Re: [MathML3-last-call] mathvariant from Sam Dooley on 2009-09-28 (www-math@w3.org from September 2009)

From: Sam Dooley <sam@integretechpub.com>
Date: Mon, 28 Sep 2009 11:04:41 -0600
To: Karl Tomlinson <w3@karlt.net>, www-math@w3.org
Cc: Jacques Distler <distler@golem.ph.utexas.edu>
Message-Id: <200909281717.n8SHH6dQ020324@parzival.integretechpub.com>
The intent of the mathvariant attribute is to provide a markup solution
to represent mathematical characters in a way that protects them from
accidental style changes.

There are three cases:

(1) Mathematical characters that have assigned code points in the SMP.

The mathvariant attribute provides a way to encode these characters
using only 16-bit data values.

So <mi mathvariant="bold">A</mi> means the same as <mi>&#x1D400;</mi>.

(2) Mathematical characters that have assigned code points in the BMP.

These are the "holes" in the alphabets in the SMP, because they were
deemed equivalent to characters that were already in the BMP.

The mathvariant attribute provides an alternate way to encode these
characters, even though they really don't need it.  The exact list
of these characters is given in chapter 7.

So <mi mathvariant="script">h</mi> means the same as <mi>&#x211B;</mi>.

(3) Mathematical characters that have no assigned code point.

The mathvariant attribute provides a way to encode characters that
could not be encoded otherwise.

So "bold italic dotless i" does not have an assigned code point, but
makes perfect sense (to me at least) as a mathematical character.
A renderer should feel free to do the reasonable thing if it sees
<mi mathvariant="bold-italic">&#x131;</mi> and it has a font that
contains it.

A "sans-serif alpha" as a mathematical character is another example.
Each implementor should choose what combinations to support, but I
could make different choices than someone else.  We should be able
to agree on characters related to the alphabets in U+1D400-U+1D7FF,
as described above, but beyond that I would expect support to vary,
perhaps widely.


So I agree that the wording of the spec should be clarified
in a few places:

(1) The spec should be more clear about when the mathvariant value
identifies a distinct mathematical character, whether or not it has
its own Unicode code point.  Perhaps just to say that mathvariant
values can be used with Basic Latin (U+20-U+7E), Greek capital/
small/symbol, dotless i/j and digamma BMP characters to encode a
mathematical character.

(2) The spec should not say to ignore mathematical characters that
do not have an assigned code point, such as bold italic dotless i
or sans-serif alpha, but should warn that such characters may not
be widely supported by existing fonts.

(3) The spec should provide a definition of mathvariant that is not
dependent on a specific version of Unicode, other than to say that
if new Unicode characters are introduced in the future, they may be
considered to be equivalent to an existing mathvariant encoding for
the character.

(4) The spec should clarify that the intent is not to transform
character code points from the BMP into the SMP, but to provide
a markup solution to represent mathematical characters that may
or may not have a simpler representation as a Unicode code point.

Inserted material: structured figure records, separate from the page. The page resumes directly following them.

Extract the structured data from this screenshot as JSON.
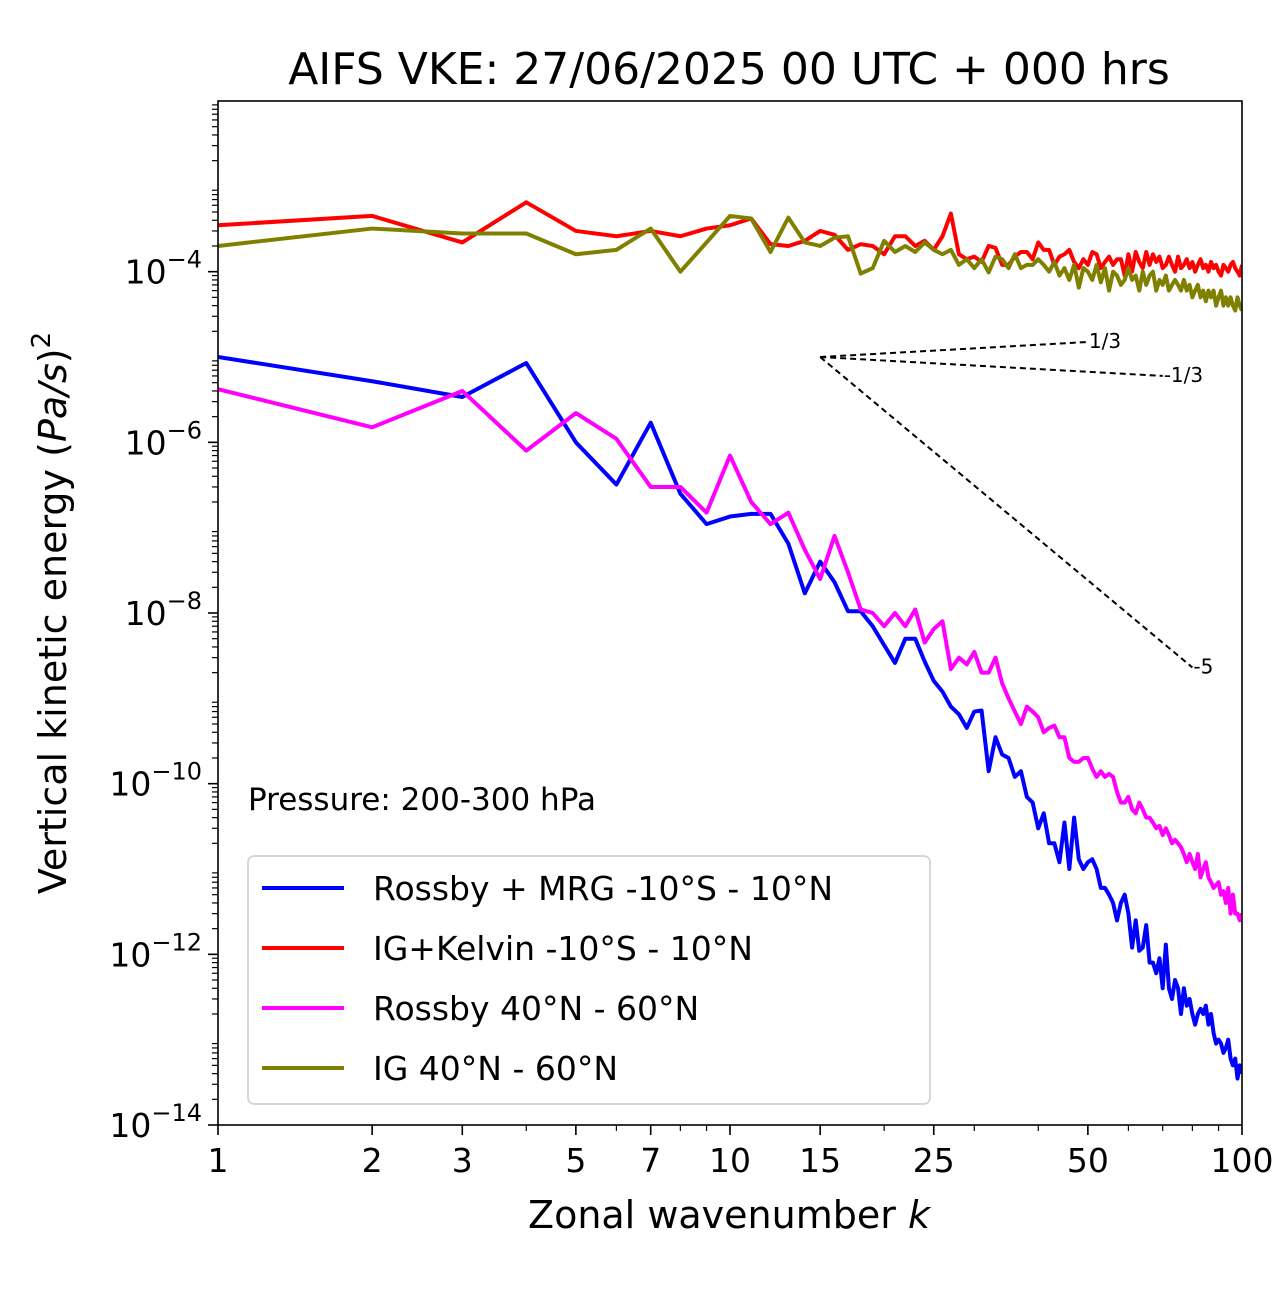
{
  "chart_data": {
    "type": "line",
    "title": "AIFS VKE: 27/06/2025 00 UTC + 000 hrs",
    "xlabel": "Zonal wavenumber k",
    "ylabel": "Vertical kinetic energy (Pa/s)^2",
    "xscale": "log",
    "yscale": "log",
    "xlim": [
      1,
      100
    ],
    "ylim": [
      1e-14,
      0.01
    ],
    "x_ticks": [
      1,
      2,
      3,
      5,
      7,
      10,
      15,
      25,
      50,
      100
    ],
    "x_tick_labels": [
      "1",
      "2",
      "3",
      "5",
      "7",
      "10",
      "15",
      "25",
      "50",
      "100"
    ],
    "y_ticks": [
      1e-14,
      1e-12,
      1e-10,
      1e-08,
      1e-06,
      0.0001
    ],
    "y_tick_labels": [
      {
        "base": "10",
        "exp": "−14"
      },
      {
        "base": "10",
        "exp": "−12"
      },
      {
        "base": "10",
        "exp": "−10"
      },
      {
        "base": "10",
        "exp": "−8"
      },
      {
        "base": "10",
        "exp": "−6"
      },
      {
        "base": "10",
        "exp": "−4"
      }
    ],
    "annotation": "Pressure: 200-300 hPa",
    "grid": false,
    "legend_position": "lower-left",
    "series": [
      {
        "name": "Rossby + MRG -10°S - 10°N",
        "color": "#0000ff",
        "x": [
          1,
          2,
          3,
          4,
          5,
          6,
          7,
          8,
          9,
          10,
          11,
          12,
          13,
          14,
          15,
          16,
          17,
          18,
          19,
          20,
          21,
          22,
          23,
          24,
          25,
          26,
          27,
          28,
          29,
          30,
          31,
          32,
          33,
          34,
          35,
          36,
          37,
          38,
          39,
          40,
          41,
          42,
          43,
          44,
          45,
          46,
          47,
          48,
          49,
          50,
          51,
          52,
          53,
          54,
          55,
          56,
          57,
          58,
          59,
          60,
          61,
          62,
          63,
          64,
          65,
          66,
          67,
          68,
          69,
          70,
          71,
          72,
          73,
          74,
          75,
          76,
          77,
          78,
          79,
          80,
          81,
          82,
          83,
          84,
          85,
          86,
          87,
          88,
          89,
          90,
          91,
          92,
          93,
          94,
          95,
          96,
          97,
          98,
          99,
          100
        ],
        "y": [
          1e-05,
          5.2e-06,
          3.4e-06,
          8.5e-06,
          1e-06,
          3.2e-07,
          1.7e-06,
          2.5e-07,
          1.1e-07,
          1.35e-07,
          1.45e-07,
          1.45e-07,
          6.5e-08,
          1.7e-08,
          4e-08,
          2.3e-08,
          1.05e-08,
          1.05e-08,
          7e-09,
          4.2e-09,
          2.6e-09,
          5e-09,
          5e-09,
          2.7e-09,
          1.6e-09,
          1.2e-09,
          8e-10,
          6.5e-10,
          4.5e-10,
          7e-10,
          7.2e-10,
          1.4e-10,
          3.5e-10,
          2.2e-10,
          2e-10,
          1.2e-10,
          1.4e-10,
          7e-11,
          6e-11,
          3e-11,
          4.5e-11,
          2e-11,
          2e-11,
          1.2e-11,
          3.5e-11,
          1e-11,
          4e-11,
          1.3e-11,
          1e-11,
          1.2e-11,
          1.3e-11,
          1e-11,
          6e-12,
          6e-12,
          5e-12,
          4e-12,
          2.5e-12,
          4e-12,
          5e-12,
          3e-12,
          1.2e-12,
          2.5e-12,
          1.1e-12,
          1.2e-12,
          2.2e-12,
          8e-13,
          8e-13,
          6e-13,
          9e-13,
          4e-13,
          1.3e-12,
          4e-13,
          3e-13,
          5e-13,
          4e-13,
          2e-13,
          4e-13,
          2.5e-13,
          3e-13,
          2e-13,
          1.5e-13,
          2e-13,
          2.3e-13,
          2e-13,
          2.5e-13,
          1.5e-13,
          2e-13,
          1.2e-13,
          9e-14,
          1e-13,
          9e-14,
          7e-14,
          8e-14,
          1e-13,
          6e-14,
          5e-14,
          6e-14,
          3.5e-14,
          5e-14,
          4e-14
        ]
      },
      {
        "name": "IG+Kelvin -10°S - 10°N",
        "color": "#ff0000",
        "x": [
          1,
          2,
          3,
          4,
          5,
          6,
          7,
          8,
          9,
          10,
          11,
          12,
          13,
          14,
          15,
          16,
          17,
          18,
          19,
          20,
          21,
          22,
          23,
          24,
          25,
          26,
          27,
          28,
          29,
          30,
          31,
          32,
          33,
          34,
          35,
          36,
          37,
          38,
          39,
          40,
          41,
          42,
          43,
          44,
          45,
          46,
          47,
          48,
          49,
          50,
          51,
          52,
          53,
          54,
          55,
          56,
          57,
          58,
          59,
          60,
          61,
          62,
          63,
          64,
          65,
          66,
          67,
          68,
          69,
          70,
          71,
          72,
          73,
          74,
          75,
          76,
          77,
          78,
          79,
          80,
          81,
          82,
          83,
          84,
          85,
          86,
          87,
          88,
          89,
          90,
          91,
          92,
          93,
          94,
          95,
          96,
          97,
          98,
          99,
          100
        ],
        "y": [
          0.00035,
          0.00045,
          0.00022,
          0.00065,
          0.0003,
          0.00026,
          0.0003,
          0.00026,
          0.00032,
          0.00035,
          0.00042,
          0.00021,
          0.0002,
          0.00023,
          0.0003,
          0.00027,
          0.00018,
          0.00021,
          0.0002,
          0.00016,
          0.00026,
          0.00026,
          0.0002,
          0.00023,
          0.00018,
          0.00026,
          0.00048,
          0.00016,
          0.00014,
          0.00015,
          0.00013,
          0.0002,
          0.00019,
          0.00012,
          0.00012,
          0.00015,
          0.00017,
          0.00017,
          0.00014,
          0.00022,
          0.00018,
          0.00018,
          0.00012,
          0.00015,
          0.00016,
          0.00018,
          0.00013,
          0.00011,
          0.00014,
          0.00012,
          0.00017,
          0.00016,
          0.00011,
          0.00013,
          0.00015,
          0.00012,
          0.00014,
          0.00014,
          9e-05,
          0.00016,
          0.0001,
          0.00017,
          0.00013,
          0.00011,
          0.00017,
          0.00012,
          0.00016,
          0.00013,
          0.00015,
          0.00011,
          0.00012,
          0.00015,
          0.00012,
          0.0001,
          0.00015,
          0.00011,
          0.00012,
          0.00014,
          0.00011,
          0.00013,
          0.0001,
          0.00012,
          0.00014,
          0.00011,
          0.00012,
          0.0001,
          0.00013,
          0.00011,
          0.00012,
          0.0001,
          9e-05,
          0.00012,
          0.00011,
          0.0001,
          0.00012,
          0.00013,
          0.00011,
          0.0001,
          9e-05,
          0.00012
        ]
      },
      {
        "name": "Rossby 40°N - 60°N",
        "color": "#ff00ff",
        "x": [
          1,
          2,
          3,
          4,
          5,
          6,
          7,
          8,
          9,
          10,
          11,
          12,
          13,
          14,
          15,
          16,
          17,
          18,
          19,
          20,
          21,
          22,
          23,
          24,
          25,
          26,
          27,
          28,
          29,
          30,
          31,
          32,
          33,
          34,
          35,
          36,
          37,
          38,
          39,
          40,
          41,
          42,
          43,
          44,
          45,
          46,
          47,
          48,
          49,
          50,
          51,
          52,
          53,
          54,
          55,
          56,
          57,
          58,
          59,
          60,
          61,
          62,
          63,
          64,
          65,
          66,
          67,
          68,
          69,
          70,
          71,
          72,
          73,
          74,
          75,
          76,
          77,
          78,
          79,
          80,
          81,
          82,
          83,
          84,
          85,
          86,
          87,
          88,
          89,
          90,
          91,
          92,
          93,
          94,
          95,
          96,
          97,
          98,
          99,
          100
        ],
        "y": [
          4.2e-06,
          1.5e-06,
          4e-06,
          8e-07,
          2.2e-06,
          1.1e-06,
          3e-07,
          3e-07,
          1.5e-07,
          7e-07,
          2e-07,
          1.1e-07,
          1.5e-07,
          5.5e-08,
          2.5e-08,
          8e-08,
          3e-08,
          1.1e-08,
          1e-08,
          7e-09,
          1e-08,
          7e-09,
          1.1e-08,
          4.5e-09,
          6.5e-09,
          8e-09,
          2.2e-09,
          3e-09,
          2.5e-09,
          3.5e-09,
          2e-09,
          2e-09,
          3e-09,
          1.5e-09,
          1e-09,
          7e-10,
          5e-10,
          8e-10,
          7e-10,
          6e-10,
          4e-10,
          4.5e-10,
          4.8e-10,
          3.5e-10,
          3.5e-10,
          2e-10,
          1.8e-10,
          1.8e-10,
          2e-10,
          2e-10,
          1.5e-10,
          1.2e-10,
          1.4e-10,
          1.2e-10,
          1.3e-10,
          1.2e-10,
          8e-11,
          6e-11,
          6e-11,
          7e-11,
          5e-11,
          4.5e-11,
          6e-11,
          5e-11,
          4e-11,
          4e-11,
          3.5e-11,
          3e-11,
          3.2e-11,
          2.5e-11,
          3e-11,
          2.5e-11,
          2e-11,
          2.2e-11,
          2e-11,
          1.8e-11,
          1.5e-11,
          1.2e-11,
          1.5e-11,
          1.2e-11,
          1e-11,
          1.5e-11,
          8e-12,
          1e-11,
          1.2e-11,
          8e-12,
          7e-12,
          6e-12,
          6.5e-12,
          7e-12,
          5e-12,
          5.5e-12,
          4e-12,
          6e-12,
          3e-12,
          5e-12,
          3e-12,
          3e-12,
          2.5e-12,
          3e-12
        ]
      },
      {
        "name": "IG 40°N - 60°N",
        "color": "#808000",
        "x": [
          1,
          2,
          3,
          4,
          5,
          6,
          7,
          8,
          9,
          10,
          11,
          12,
          13,
          14,
          15,
          16,
          17,
          18,
          19,
          20,
          21,
          22,
          23,
          24,
          25,
          26,
          27,
          28,
          29,
          30,
          31,
          32,
          33,
          34,
          35,
          36,
          37,
          38,
          39,
          40,
          41,
          42,
          43,
          44,
          45,
          46,
          47,
          48,
          49,
          50,
          51,
          52,
          53,
          54,
          55,
          56,
          57,
          58,
          59,
          60,
          61,
          62,
          63,
          64,
          65,
          66,
          67,
          68,
          69,
          70,
          71,
          72,
          73,
          74,
          75,
          76,
          77,
          78,
          79,
          80,
          81,
          82,
          83,
          84,
          85,
          86,
          87,
          88,
          89,
          90,
          91,
          92,
          93,
          94,
          95,
          96,
          97,
          98,
          99,
          100
        ],
        "y": [
          0.0002,
          0.00032,
          0.00028,
          0.00028,
          0.00016,
          0.00018,
          0.00032,
          0.0001,
          0.00022,
          0.00045,
          0.00042,
          0.00017,
          0.00043,
          0.00022,
          0.0002,
          0.00025,
          0.00026,
          9.5e-05,
          0.00011,
          0.00023,
          0.00017,
          0.0002,
          0.00017,
          0.00022,
          0.00018,
          0.00016,
          0.00018,
          0.00012,
          0.00014,
          0.00011,
          0.00014,
          9.8e-05,
          0.00015,
          0.00014,
          0.00011,
          0.00016,
          0.00011,
          0.00012,
          0.00012,
          0.00014,
          0.00012,
          0.0001,
          0.00013,
          9e-05,
          0.00011,
          8e-05,
          0.00012,
          6.5e-05,
          0.00011,
          0.0001,
          8e-05,
          0.00012,
          7.5e-05,
          0.00011,
          6e-05,
          0.0001,
          9e-05,
          7e-05,
          8e-05,
          0.00011,
          8e-05,
          9e-05,
          6e-05,
          0.0001,
          7e-05,
          9e-05,
          0.0001,
          6e-05,
          8e-05,
          7e-05,
          9e-05,
          6e-05,
          7e-05,
          8e-05,
          7e-05,
          6e-05,
          8e-05,
          6e-05,
          7e-05,
          5e-05,
          6e-05,
          7e-05,
          5e-05,
          6e-05,
          4.5e-05,
          6e-05,
          5e-05,
          6e-05,
          4e-05,
          5e-05,
          6e-05,
          4e-05,
          5e-05,
          4e-05,
          5e-05,
          4e-05,
          3.5e-05,
          5e-05,
          4e-05,
          3.5e-05
        ]
      }
    ],
    "reference_slopes": [
      {
        "label": "1/3",
        "x": [
          15,
          50
        ],
        "y": [
          1e-05,
          1.5e-05
        ]
      },
      {
        "label": "-1/3",
        "x": [
          15,
          70
        ],
        "y": [
          1e-05,
          6e-06
        ]
      },
      {
        "label": "-5",
        "x": [
          15,
          80
        ],
        "y": [
          1e-05,
          2.3e-09
        ]
      }
    ]
  }
}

(5) The spec should clarify that when the mathvariant attribute is
applied to a Unicode code point that already identifies a mathematical
character, that the mathvariant implied by the code point overrides
any external mathvariant value.

So <mi mathvariant="bold">&#x210E;</mi> should be equivalent to
<mi mathvariant="italic">h</mi>, as implied by U+210E, and if you
want the bold italic h, use <mi mathvariant="bold-italic">h</mi>
or (equivalently) <mi>&#x1D489;</mi>.

In a sense, the intended mapping could be described as transforming
from (BMP + SMP) into (mathvariant x BMP), where the reverse mapping
is not always defined, even for the alphabets of interest.  But I
don't mean to suggest that any specific implementation should turn
out to be better or worse than any other.

These opinions represent my current understanding of the spec, and
are almost certainly not shared by the working group.

Sam
Received on Monday, 28 September 2009 17:18:02 UTC